Change-in-Control Benefits Can Incentivize Valuable Transactions, Protect Executives
Posted by Ryan Harvey on September 26, 2018 in Thought Leadership
As the global economy remains strong, the pace of mergers and acquisitions will remain robust. As such, this is a good time for compensation committees to review change-in control (CIC) protections, including arrangements for severance, payments, and other special benefits that may be tied to displacement caused by mergers, hostile takeovers, or asset liquidation.
While much attention is often given to the large size of some CIC payments to executives, there is a strong underlying governance rationale for CIC protections that align the interests of executives with shareholders. The primary rationale is to provide sufficient employment and income protection so that top executives will consider, and even seek out, corporate transactions that are in the best interest of shareholders, regardless of whether those transactions jeopardize their own employment. Effective CIC benefits are an important tool for committees seeking to encourage value-driving merger activity. These benefits should meet key design objectives, pass an external test of fairness, and avoid windfalls upon executive departures. Directors should consider the following concepts when designing CIC severance protections for executives.
■ Participation. Participation is typically limited to executives directly involved in the identification, negotiation, and execution of a transaction. The CEO and direct reports should be protected because they are most likely to be heavily involved in negotiating a transaction that will trigger a CIC. Occasionally there is a need to provide CIC protection below this level if certain executives are critical to implementing and successfully completing a CIC transaction. The need for CIC protections greater than general severance benefits at this level of executive is often more retentive than strategic because they are not directly involved in deciding if a deal is pursued.
■Benefit levels. Severance benefits have contracted over the past several years, primarily due to external governance pressures. Currently, executives typically receive a range of one to three times base salary plus target bonus. This range is referred to as a severance multiple. While a CEO severance multiple of three times his or her salary plus target bonus (e.g., target cash compensation) was nearly a universal norm 10 years ago, many companies have reduced the CEO severance multiple to provide from two to two and one-half times target cash compensation. Continued health and welfare benefits usually align with the severance period, and outplacement is often provided up to a certain dollar value.
■Excise tax. The trend of excise tax gross-ups continues to slope steeply downward. These provisions have become a minority practice and are negatively viewed by shareholder advisory groups. They have been replaced with “best net benefit” treatment, which provides an executive with the higher payment between full severance benefits (after the executive pays their own excise tax) and the highest amount that will not trigger an excise tax liability.

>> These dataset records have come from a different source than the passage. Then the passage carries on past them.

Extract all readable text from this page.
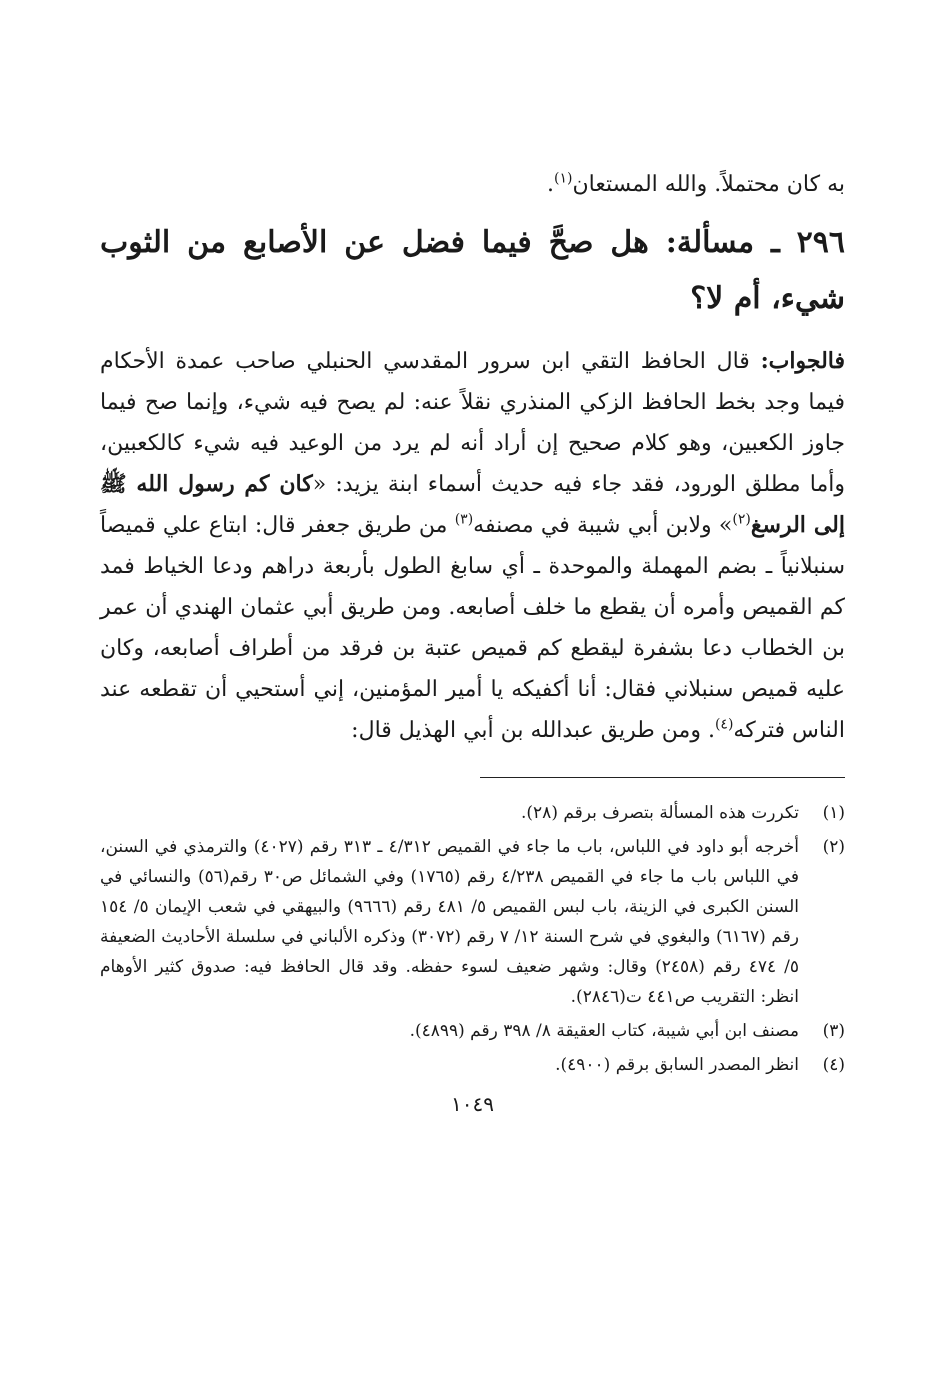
به كان محتملاً. والله المستعان$^{(١)}$.

٢٩٦ ـ مسألة: هل صحَّ فيما فضل عن الأصابع من الثوب شيء، أم لا؟

فالجواب: قال الحافظ التقي ابن سرور المقدسي الحنبلي صاحب عمدة الأحكام فيما وجد بخط الحافظ الزكي المنذري نقلاً عنه: لم يصح فيه شيء، وإنما صح فيما جاوز الكعبين، وهو كلام صحيح إن أراد أنه لم يرد من الوعيد فيه شيء كالكعبين، وأما مطلق الورود، فقد جاء فيه حديث أسماء ابنة يزيد: «كان كم رسول الله ﷺ إلى الرسغ$^{(٢)}$» ولابن أبي شيبة في مصنفه$^{(٣)}$ من طريق جعفر قال: ابتاع علي قميصاً سنبلانياً ـ بضم المهملة والموحدة ـ أي سابغ الطول بأربعة دراهم ودعا الخياط فمد كم القميص وأمره أن يقطع ما خلف أصابعه. ومن طريق أبي عثمان الهندي أن عمر بن الخطاب دعا بشفرة ليقطع كم قميص عتبة بن فرقد من أطراف أصابعه، وكان عليه قميص سنبلاني فقال: أنا أكفيكه يا أمير المؤمنين، إني أستحيي أن تقطعه عند الناس فتركه$^{(٤)}$. ومن طريق عبدالله بن أبي الهذيل قال:

(١)
تكررت هذه المسألة بتصرف برقم (٢٨).
(٢)
أخرجه أبو داود في اللباس، باب ما جاء في القميص ٤/٣١٢ ـ ٣١٣ رقم (٤٠٢٧) والترمذي في السنن، في اللباس باب ما جاء في القميص ٤/٢٣٨ رقم (١٧٦٥) وفي الشمائل ص٣٠ رقم(٥٦) والنسائي في السنن الكبرى في الزينة، باب لبس القميص ٥/ ٤٨١ رقم (٩٦٦٦) والبيهقي في شعب الإيمان ٥/ ١٥٤ رقم (٦١٦٧) والبغوي في شرح السنة ١٢/ ٧ رقم (٣٠٧٢) وذكره الألباني في سلسلة الأحاديث الضعيفة ٥/ ٤٧٤ رقم (٢٤٥٨) وقال: وشهر ضعيف لسوء حفظه. وقد قال الحافظ فيه: صدوق كثير الأوهام انظر: التقريب ص٤٤١ ت(٢٨٤٦).
(٣)
مصنف ابن أبي شيبة، كتاب العقيقة ٨/ ٣٩٨ رقم (٤٨٩٩).
(٤)
انظر المصدر السابق برقم (٤٩٠٠).
١٠٤٩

■Other retention tools. Severance plans can be a retention tool when used strategically. Before extending benefits to executives beyond those with merger decision power, consider the treatment of outstanding incentives. There is often an opportunity to leverage existing arrangements before increasing costs for new, enhanced CIC severance benefits.
These four topics encompass the majority of CIC severance benefit reviews. The primary objective of any CIC arrangement is to deter a senior executive from placing concern about keeping his or her job above the opportunity to close a corporate transaction that is beneficial to shareholders. CIC protection can become a critical element to ensure that shareholders receive sufficient value from a transaction resulting in a change in company control.